Born and raised in Taiwan, Wu Lan-Chiann received a BFA from the Chinese Culture University in Taipei and a MA from New York University’s Fine Art Department. While her paintings are distinctly contemporary in execution, Wu blends traditional Chinese and Western modes of representation into an authentic style. She has successfully adapted the tools of Chinese painting for her own expressive aims which can be seen in her use of colour. Wu frequently leaves little ground that remains blank in her paintings. While one of the most distinguishing factors of Chinese painting is the presence of large untouched areas, she treats her works instead as windows through which the viewer can access a space that is homogeneous in its extent and continuity, a feature generally not found in ink painting.
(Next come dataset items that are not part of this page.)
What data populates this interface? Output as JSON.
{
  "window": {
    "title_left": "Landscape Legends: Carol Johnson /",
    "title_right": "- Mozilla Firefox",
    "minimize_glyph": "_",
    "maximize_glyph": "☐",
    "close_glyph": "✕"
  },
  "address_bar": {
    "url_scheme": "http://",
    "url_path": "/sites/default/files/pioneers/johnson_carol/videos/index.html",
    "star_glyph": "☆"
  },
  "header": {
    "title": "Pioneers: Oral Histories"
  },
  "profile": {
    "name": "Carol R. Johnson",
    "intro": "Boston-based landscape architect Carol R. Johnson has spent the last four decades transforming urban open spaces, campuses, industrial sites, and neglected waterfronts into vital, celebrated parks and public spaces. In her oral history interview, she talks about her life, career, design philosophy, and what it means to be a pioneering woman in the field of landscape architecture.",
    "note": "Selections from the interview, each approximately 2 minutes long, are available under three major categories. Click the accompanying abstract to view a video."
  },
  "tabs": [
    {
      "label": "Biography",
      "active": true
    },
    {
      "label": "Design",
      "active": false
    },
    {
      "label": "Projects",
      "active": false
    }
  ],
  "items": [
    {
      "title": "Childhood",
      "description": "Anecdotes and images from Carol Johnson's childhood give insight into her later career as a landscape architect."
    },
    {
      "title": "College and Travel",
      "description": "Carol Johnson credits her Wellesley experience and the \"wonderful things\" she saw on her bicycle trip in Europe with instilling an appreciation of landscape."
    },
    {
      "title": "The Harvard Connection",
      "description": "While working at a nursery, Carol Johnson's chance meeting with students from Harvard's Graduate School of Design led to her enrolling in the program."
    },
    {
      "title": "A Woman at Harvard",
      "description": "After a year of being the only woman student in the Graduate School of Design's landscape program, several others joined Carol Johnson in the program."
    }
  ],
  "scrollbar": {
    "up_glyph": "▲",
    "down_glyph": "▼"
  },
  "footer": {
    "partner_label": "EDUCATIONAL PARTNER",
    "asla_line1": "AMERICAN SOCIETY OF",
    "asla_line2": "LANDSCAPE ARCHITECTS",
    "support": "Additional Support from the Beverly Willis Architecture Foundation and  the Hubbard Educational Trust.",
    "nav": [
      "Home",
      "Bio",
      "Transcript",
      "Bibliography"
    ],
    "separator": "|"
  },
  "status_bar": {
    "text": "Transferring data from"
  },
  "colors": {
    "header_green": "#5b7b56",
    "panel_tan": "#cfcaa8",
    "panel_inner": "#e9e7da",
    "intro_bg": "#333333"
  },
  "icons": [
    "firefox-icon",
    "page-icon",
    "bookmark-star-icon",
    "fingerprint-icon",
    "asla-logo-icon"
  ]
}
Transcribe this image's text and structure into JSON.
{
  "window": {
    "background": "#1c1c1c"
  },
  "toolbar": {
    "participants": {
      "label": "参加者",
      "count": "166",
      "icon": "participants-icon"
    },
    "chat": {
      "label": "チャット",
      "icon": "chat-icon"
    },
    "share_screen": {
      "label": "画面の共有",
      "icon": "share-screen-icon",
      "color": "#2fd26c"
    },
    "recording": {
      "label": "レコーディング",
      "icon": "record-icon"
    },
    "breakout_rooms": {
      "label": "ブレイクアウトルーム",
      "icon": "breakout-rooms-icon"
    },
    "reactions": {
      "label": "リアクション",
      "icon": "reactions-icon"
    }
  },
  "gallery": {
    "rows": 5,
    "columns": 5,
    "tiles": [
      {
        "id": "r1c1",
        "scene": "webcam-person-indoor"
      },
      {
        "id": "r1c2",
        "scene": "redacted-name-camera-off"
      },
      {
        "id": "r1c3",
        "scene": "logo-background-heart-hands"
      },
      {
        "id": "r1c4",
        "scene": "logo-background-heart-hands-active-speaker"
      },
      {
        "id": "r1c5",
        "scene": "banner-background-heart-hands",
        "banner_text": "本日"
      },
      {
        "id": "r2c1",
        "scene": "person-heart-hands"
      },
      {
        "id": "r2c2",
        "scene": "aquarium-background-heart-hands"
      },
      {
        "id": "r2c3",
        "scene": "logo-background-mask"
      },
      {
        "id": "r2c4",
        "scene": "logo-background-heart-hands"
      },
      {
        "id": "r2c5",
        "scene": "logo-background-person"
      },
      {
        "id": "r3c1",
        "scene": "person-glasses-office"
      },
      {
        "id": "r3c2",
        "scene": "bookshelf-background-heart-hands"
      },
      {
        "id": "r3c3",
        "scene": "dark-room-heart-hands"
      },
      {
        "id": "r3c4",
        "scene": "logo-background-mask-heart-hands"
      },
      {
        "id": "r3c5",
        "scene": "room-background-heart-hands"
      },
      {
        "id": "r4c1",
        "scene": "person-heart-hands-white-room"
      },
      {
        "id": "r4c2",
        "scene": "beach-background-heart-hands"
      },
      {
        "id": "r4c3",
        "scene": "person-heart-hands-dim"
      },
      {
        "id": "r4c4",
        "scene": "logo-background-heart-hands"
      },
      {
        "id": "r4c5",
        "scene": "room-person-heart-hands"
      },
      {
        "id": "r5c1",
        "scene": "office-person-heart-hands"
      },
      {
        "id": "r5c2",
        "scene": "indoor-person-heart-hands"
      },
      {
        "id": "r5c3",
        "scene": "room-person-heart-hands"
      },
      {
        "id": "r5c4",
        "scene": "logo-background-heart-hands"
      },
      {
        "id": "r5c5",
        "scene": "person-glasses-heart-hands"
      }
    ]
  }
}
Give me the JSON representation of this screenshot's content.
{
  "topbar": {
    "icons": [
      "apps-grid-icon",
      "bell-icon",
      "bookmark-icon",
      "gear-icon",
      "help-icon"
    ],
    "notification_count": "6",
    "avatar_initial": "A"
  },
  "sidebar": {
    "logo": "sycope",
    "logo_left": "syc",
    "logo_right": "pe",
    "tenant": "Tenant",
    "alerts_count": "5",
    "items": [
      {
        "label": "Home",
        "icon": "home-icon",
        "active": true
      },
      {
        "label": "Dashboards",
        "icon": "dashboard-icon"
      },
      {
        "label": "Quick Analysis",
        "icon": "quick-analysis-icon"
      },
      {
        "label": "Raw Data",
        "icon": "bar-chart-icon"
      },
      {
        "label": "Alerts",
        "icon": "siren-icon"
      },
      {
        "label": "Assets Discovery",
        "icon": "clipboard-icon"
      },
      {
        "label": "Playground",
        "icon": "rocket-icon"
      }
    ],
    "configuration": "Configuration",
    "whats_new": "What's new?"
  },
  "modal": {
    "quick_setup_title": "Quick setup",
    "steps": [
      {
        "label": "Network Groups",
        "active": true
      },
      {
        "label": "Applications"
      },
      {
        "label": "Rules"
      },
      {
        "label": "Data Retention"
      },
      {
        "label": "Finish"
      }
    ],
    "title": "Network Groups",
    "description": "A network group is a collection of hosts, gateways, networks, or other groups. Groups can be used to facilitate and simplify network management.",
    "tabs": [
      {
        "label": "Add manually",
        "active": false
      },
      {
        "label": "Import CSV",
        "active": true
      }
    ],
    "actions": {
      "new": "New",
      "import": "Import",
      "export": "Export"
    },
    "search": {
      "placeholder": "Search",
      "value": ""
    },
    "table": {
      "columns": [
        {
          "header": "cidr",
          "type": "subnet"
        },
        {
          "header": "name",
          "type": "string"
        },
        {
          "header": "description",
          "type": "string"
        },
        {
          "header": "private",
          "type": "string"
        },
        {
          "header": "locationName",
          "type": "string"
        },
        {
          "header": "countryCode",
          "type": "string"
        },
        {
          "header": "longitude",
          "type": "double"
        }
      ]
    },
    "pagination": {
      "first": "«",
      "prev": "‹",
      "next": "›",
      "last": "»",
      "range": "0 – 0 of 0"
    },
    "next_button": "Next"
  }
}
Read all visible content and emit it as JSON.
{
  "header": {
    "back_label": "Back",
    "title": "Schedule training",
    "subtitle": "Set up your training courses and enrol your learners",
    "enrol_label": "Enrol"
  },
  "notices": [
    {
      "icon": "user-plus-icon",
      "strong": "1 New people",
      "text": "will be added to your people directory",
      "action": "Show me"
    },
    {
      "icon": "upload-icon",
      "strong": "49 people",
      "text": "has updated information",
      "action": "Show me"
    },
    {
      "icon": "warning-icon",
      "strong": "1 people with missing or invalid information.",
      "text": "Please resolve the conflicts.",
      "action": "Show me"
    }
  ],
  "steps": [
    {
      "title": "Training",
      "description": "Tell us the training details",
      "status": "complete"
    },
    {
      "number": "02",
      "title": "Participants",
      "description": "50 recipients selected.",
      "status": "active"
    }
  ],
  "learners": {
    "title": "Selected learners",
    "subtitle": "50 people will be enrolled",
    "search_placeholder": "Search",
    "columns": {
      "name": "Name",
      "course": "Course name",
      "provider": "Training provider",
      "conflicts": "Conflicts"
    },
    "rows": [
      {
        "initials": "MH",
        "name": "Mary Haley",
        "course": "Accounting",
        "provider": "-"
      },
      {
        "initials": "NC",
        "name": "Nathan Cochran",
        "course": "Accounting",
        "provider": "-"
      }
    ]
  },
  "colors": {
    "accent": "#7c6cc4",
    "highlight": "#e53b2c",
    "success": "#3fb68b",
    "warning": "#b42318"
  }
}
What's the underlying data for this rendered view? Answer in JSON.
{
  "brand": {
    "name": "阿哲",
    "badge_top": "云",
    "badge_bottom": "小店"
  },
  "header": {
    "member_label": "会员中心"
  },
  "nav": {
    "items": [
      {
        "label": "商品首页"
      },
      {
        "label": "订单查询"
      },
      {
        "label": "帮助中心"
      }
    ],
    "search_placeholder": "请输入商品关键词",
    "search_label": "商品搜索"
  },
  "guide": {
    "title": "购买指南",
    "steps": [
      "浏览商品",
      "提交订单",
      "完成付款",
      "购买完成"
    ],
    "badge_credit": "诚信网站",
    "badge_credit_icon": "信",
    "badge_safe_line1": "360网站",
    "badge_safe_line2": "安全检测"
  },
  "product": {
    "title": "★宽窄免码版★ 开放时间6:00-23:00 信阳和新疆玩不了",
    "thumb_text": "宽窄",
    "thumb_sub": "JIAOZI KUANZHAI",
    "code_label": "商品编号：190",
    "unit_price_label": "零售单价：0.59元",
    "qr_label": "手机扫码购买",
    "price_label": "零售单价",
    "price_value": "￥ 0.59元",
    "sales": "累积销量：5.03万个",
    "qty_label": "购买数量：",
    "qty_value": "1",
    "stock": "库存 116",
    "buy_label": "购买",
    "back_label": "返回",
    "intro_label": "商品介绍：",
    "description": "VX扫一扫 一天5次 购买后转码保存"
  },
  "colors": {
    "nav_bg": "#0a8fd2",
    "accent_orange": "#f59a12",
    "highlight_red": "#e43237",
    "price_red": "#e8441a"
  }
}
The use light allows the artist to accent colour, to emphasise the two-dimensional design of a painting, and to accentuate space. Light is a metaphor for human resilience and the love, hope, and strength that all humans harbour. In her words, light is ‘the innate strength that we all share, which helps us endure difficult phases in our lives.’
Wu is a grant recipient of the Durfee Foundation, the Hakka Foundation, and the Taiwanese American Art Council. She has exhibited in Taiwan, Japan, USA and the UK and her paintings have been acquired by the Nelson Atkins Museum and the Princeton University Art Museum.